Le conseiller à la sécurité nationale américaine Jake Sullivan a répété, dimanche, qu’en lieu et place d’un cessez-le-feu permanent, Washington cherchait la mise en vigueur « d’une pause durable dans les hostilités » qui permettrait aux otages qui sont encore retenus dans la bande de Gaza d’être libérés et à l’aide humanitaire de rentrer dans la bande en quantité plus importante.

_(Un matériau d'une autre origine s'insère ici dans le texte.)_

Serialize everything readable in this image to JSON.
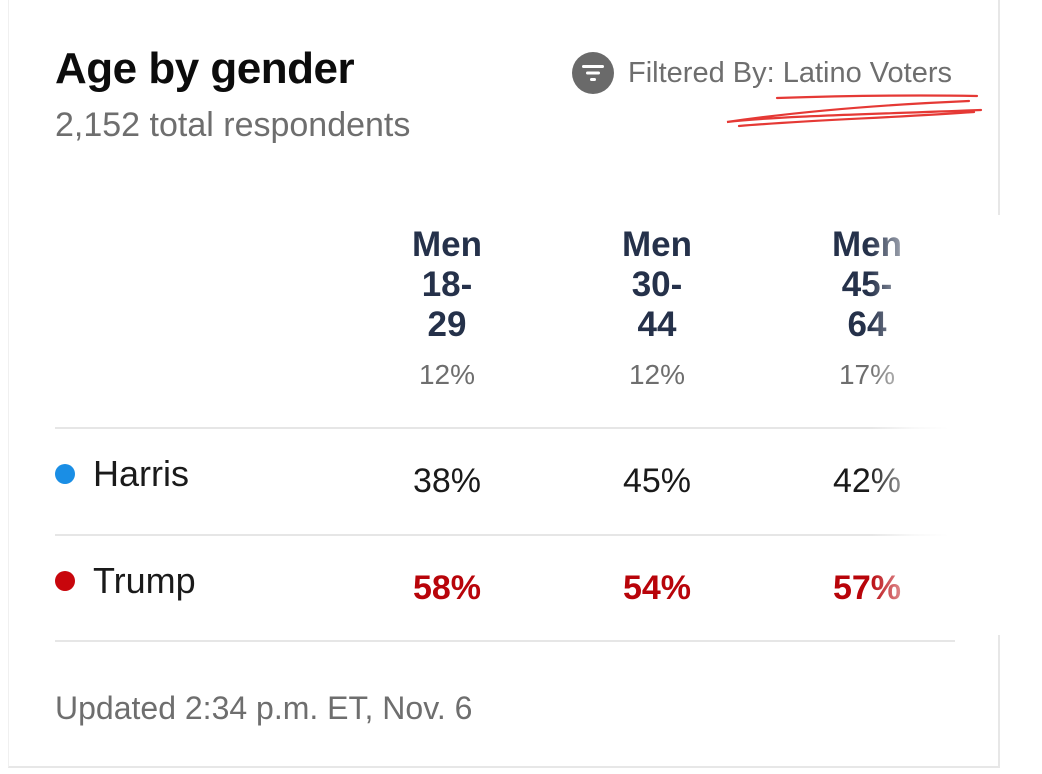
{
  "card": {
    "title": "Age by gender",
    "subtitle": "2,152 total respondents",
    "filter": {
      "icon": "filter-icon",
      "text": "Filtered By: Latino Voters"
    },
    "updated": "Updated 2:34 p.m. ET, Nov. 6"
  },
  "columns": [
    {
      "name": "Men\n18-\n29",
      "share": "12%"
    },
    {
      "name": "Men\n30-\n44",
      "share": "12%"
    },
    {
      "name": "Men\n45-\n64",
      "share": "17%"
    }
  ],
  "rows": [
    {
      "candidate": "Harris",
      "color": "#1a8ee5",
      "values": [
        "38%",
        "45%",
        "42%"
      ]
    },
    {
      "candidate": "Trump",
      "color": "#c8060c",
      "values": [
        "58%",
        "54%",
        "57%"
      ]
    }
  ],
  "colors": {
    "trump_value": "#b8040a",
    "annotation": "#e53935"
  }
}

Néanmoins, l’administration espère également qu’elle pourra utiliser cette pause prolongée – encore hors d’atteinte – pour négocier un cessez-le-feu plus permanent à Gaza. Un haut responsable américain a confié lundi au Times of Israel que l’administration serait ainsi en mesure de faire avancer des initiatives régionales, comme l’accord de normalisation des relations entre Israël et l’Arabie saoudite ou la création d’un horizon politique ouvrant la voie, à terme, à l’éventuel établissement d’un état palestinien.
« Si nous obtenons une pause humanitaire, alors nous voulons pouvoir être en mesure d’avancer aussi rapidement que possible sur toutes les problématiques qui se poseront dans l’après-guerre – la reconstruction de Gaza, la réforme de l’Autorité palestinienne, la gouvernance à Gaza, les deux Etats, la normalisation. Certaines d’entre elles sont difficiles à résoudre et d’une grande complexité », a expliqué un autre officiel de l’administration Biden aux journalistes alors qu’il s’apprêtait à partir en Arabie saoudite aux côtés du secrétaire d’État Joe Biden, lundi.

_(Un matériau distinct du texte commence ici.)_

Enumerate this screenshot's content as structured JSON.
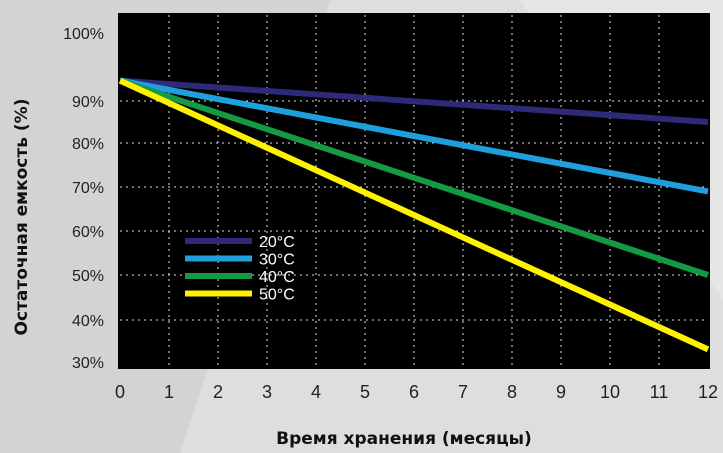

Le premier responsable américain a établi clairement que les négociations portant sur une pause humanitaire et sur un accord consacré à la libération des otages n’étaient pas sur le point d’aboutir, le Hamas continuant à exiger un cessez-le-feu permanent et le retrait total des troupes israéliennes dans la bande de Gaza dans ce cadre – Deux points qu’Israël refuse catégoriquement d’envisager.
Un diplomate arabe proche des négociations a indiqué que les intermédiaires espéraient sortir de l’impasse en formulant l’accord de sorte à obliger Israël à s’engager en faveur de pourparlers, pendant la trêve, sur un cessez-le-feu permanent.
Toutefois, le diplomate a dit être inquiet à l’idée que les propos publics qui ont pu être tenus par le Premier ministre Benjamin Netanyahu – qui a notamment déclaré, la semaine dernière, qu’il était opposé au retrait des troupes de Gaza ou à la remise en liberté de milliers de prisonniers sécuritaires palestiniens – n’en viennent à rompre ces négociations fragiles.
Alors qu’une grande partie de la crédibilité du président Joe Biden en matière de politique étrangère, en cette année d’élections à la Maison Blanche, reposera sur la réussite de l’accord sur les otages, Blinken profite de sa visite réalisée dans la région, cette semaine, pour aller en Arabie saoudite, en Égypte, au Qatar, en Israël et en Cisjordanie avec pour objectif d’aider à faire avancer ces discussions.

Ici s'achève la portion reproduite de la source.